Beyond her personal experiences, for the book, she carried out in-depth research on disability in Kenya and available health services because she wanted to create awareness about treatment for the disabled.

Gichuru’s storytelling skills were nurtured when she was a young girl herding the family goats in the countryside.

“The place had a lot of free space where I could roam and allow my imagination to get the better of me,” she says.

She grew up in a small village in the Nanyuki region of central Kenya.

Gichuru adds, “I learned to write stories mainly because I started reading voraciously when I was in Standard One.”

She wrote stories all through her school years, and even before completing a Bachelor’s degree in information studies, she had published her first book.

Gichuru ventured into the genre of youth literature when her husband challenged her to write a book that their young son would one day read.

She wrote Breaking the Silence, about a girl who was gang raped and tells of her experience. The book was runner-up for the Jomo Kenyatta Prize for Literature in 2011, shortlisted for the Macmillan Prize for Africa and is now a school set-book in Rwanda.

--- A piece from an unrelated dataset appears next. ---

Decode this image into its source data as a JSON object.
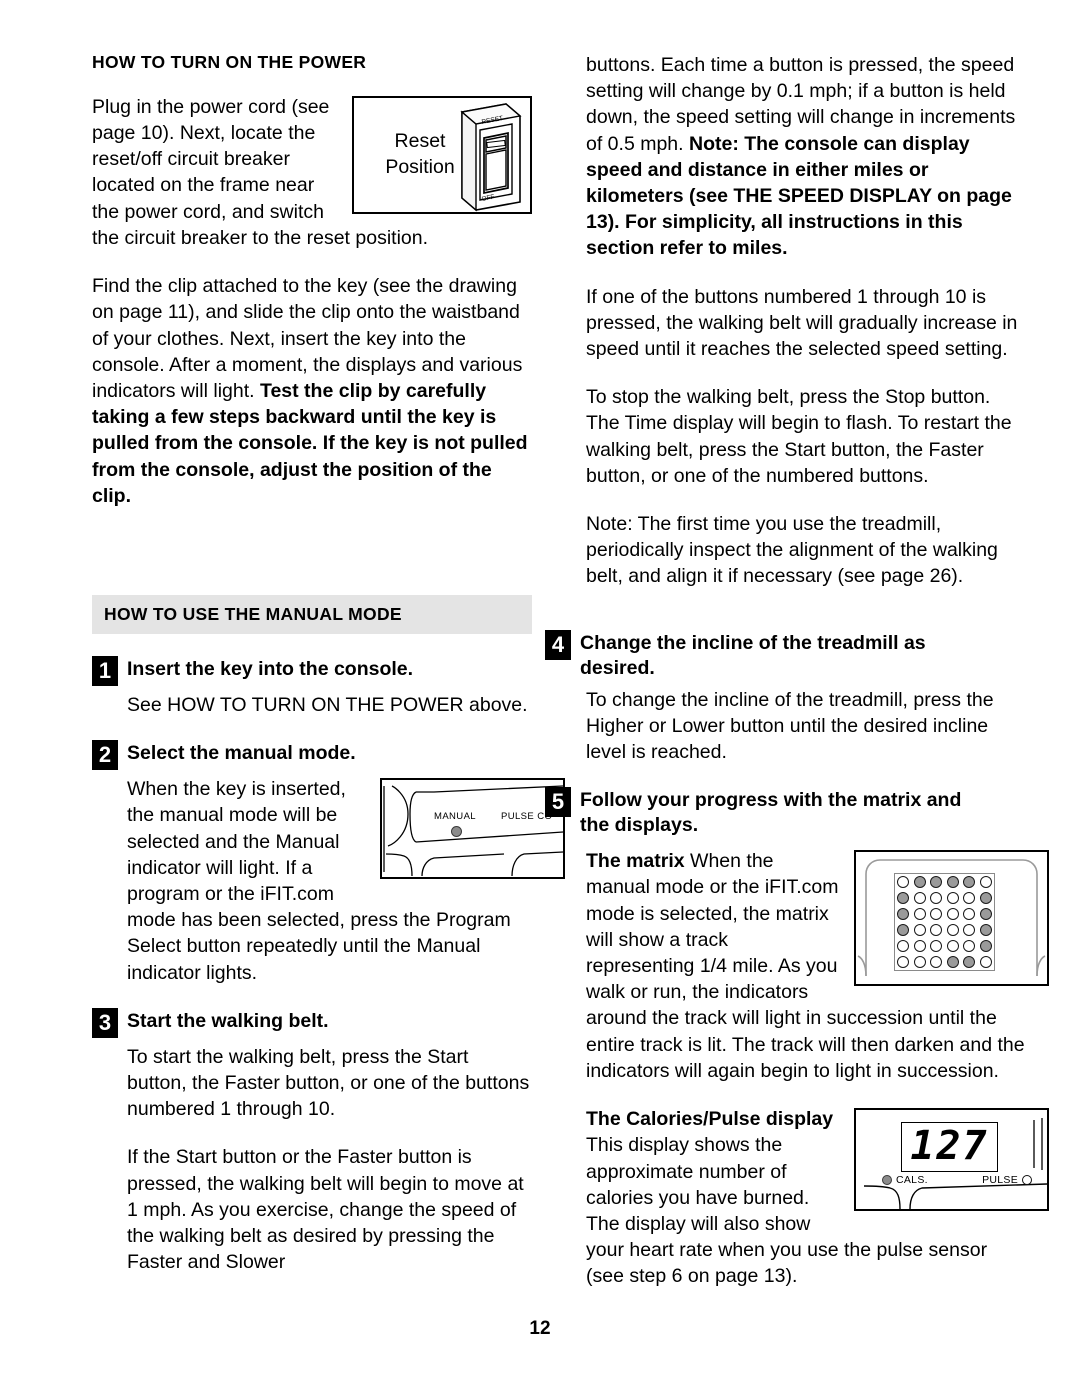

To date, Gichuru has published half a dozen books and short stories targeting teenagers and younger children.

She admits to finding shorter stories for young children more difficult to write than longer works for young adults because so much needs to be captured with just a few words. “I ruminate, sometimes for weeks, before I begin to write a short story and then I rewrite the story, sometimes more than a dozen times,” says Gichuru.

Between working full-time and raising a family, Gichuru writes in the evenings and early mornings. She says she enjoys the creative process, made even sweeter by being shortlisted for a prize or winning one.

However, she says the publishing process in Kenya takes too long even after a novel has been accepted for publication.

Her love for books has been passed on to her three children who read voraciously.

“For young adult books I use my sons as a sounding board. I also write stories for my five-year old daughter, which we read together.”

The Burt award came with a cash prize of 9,000 Canadian dollars and a guaranteed purchase of 3,000 copies. The CODE Burt prize, initiated 58 years ago in Canada, is one of the few book awards focused on youth literature by writers from Africa, the Caribbean and the Native American communities of Canada.

Gichuru was shortlisted for the Burt Kenya prize in 2016 for her book Hidden Package. As the 2018 winner, she is eligible to participate in this year’s BURT regional prize for Africa, competing with winners from Tanzania, Ghana and Ethiopia.

She is currently revising The Carving while working on a new young adult manuscript.